Regalado has spent his entire decade as sheriff aggressively defending the controversial 287(g) program that turns local cops into immigration enforcers. He has called critics of the program “anti what’s right” and described concerns about racial profiling as “simply silly,” according to Tulsa World.
He is also a fierce defender of ICE. In January, after the deaths of unarmed mom Good and VA ICU nurse Pretti, both 37, Regalado launched a public Facebook attack—not on the federal agents pulling the triggers, but on Tulsa’s first Black mayor, Monroe Nichols, accusing him of “raising the temperature” for daring to criticize an ICE killing.
But scratch below the surface, and PunchUp can reveal Regalado comes with baggage—and a lot of it.
In March 2016, Regalado told The Frontier and NewsOn6 that he had paid a superior officer at the Tulsa Police Department to retire early so he could be promoted to sergeant. The practice—known internally as “buying rank”—involved cops paying $20,000 to $50,000 to clear a path up the ladder.
A subsequent investigation by the City of Tulsa found the arrangement violated the city’s ethics code, charter, and personnel policies.
Regalado, the only Tulsa cop ever to publicly admit doing it, escaped discipline because he had already left the force. He has insisted he did “nothing illegal or immoral.”
As sheriff, Regalado has presided over more than $16 million in payouts and verdicts tied to the Tulsa County Jail. Tulsa County settled the Eric Harris excessive-force lawsuit in 2018 for $6 million, three years after the unarmed 44-year-old Black man was fatally shot by 73-year-old reserve deputy Robert Bates during a 2015 sting. Bates claimed he had grabbed his pistol instead of his Taser by mistake.
In 2017, a federal jury hit Regalado’s office with a $10.25 million verdict over the death of Elliott Williams, a 37-year-old U.S. Army veteran left paralyzed on a Tulsa jail cell floor for five days while staff tossed food trays at his feet and placed a cup of water out of his reach. Regalado was named in both lawsuits in his official capacity.

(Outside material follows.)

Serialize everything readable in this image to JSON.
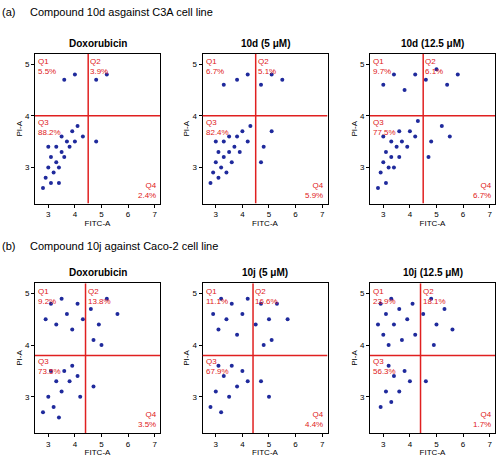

What is likely to count in Regalado’s favor in getting the Trump thumbs-up is that his MAGA credentials run deep.
In April 2021—just three months after the Jan. 6 Capitol attack—Regalado, dressed in his sheriff’s uniform, spoke at the so-called “Health and Freedom Conference” at Rhema Bible College in Broken Arrow, Oklahoma, which was chock-full of conspiracy theorists.
The lineup, Public Radio Tulsa reported, included MyPillow CEO and 2020 election denier Mike Lindell, lawyer Lin Wood—who has called for the execution of former Vice President Mike Pence—pro-Trump attorney Sidney Powell, Jan. 6 defendant Dr. Simone Gold, and disgraced former Trump national security adviser Michael Flynn, whom Regalado later said was a “great guy.”
Also speaking at the event was Passion of the Christ actor Jim Caviezel, who used his slot to push the QAnon adrenochrome conspiracy theory.
The conference closed with a COVID-19 mask-burning ceremony.

Regalado also warmed up the crowd at Trump’s notorious 2020 Tulsa rally—the only local elected official granted a primetime speaking slot—and starred in television ads for Trump-aligned Sen. Jim Inhofe.
He has refused to call the Jan. 6 attack an insurrection. He told the Tulsa World editorial board in 2021 that he didn’t know whether the 2020 presidential election had been “free and fair.”
Mullin said last month that his goal at DHS was to carry out deportations “in a more quiet way,” and to no longer be the lead story in the news every day.
Installing a sheriff who has shared a stage with QAnon believers, bought his promotion, and presides over the most expensive jail-death tab in Tulsa County history would be a curious way to deliver on that promise.
PunchUp contacted the Department of Homeland Security, ICE, and Regalado for comment. A DHS spokesperson said it had “no personnel announcements to make at this time,” while a White House official said the president was “considering multiple candidates for the role.” Neither denied that Regalado was among them. Regalado did not respond.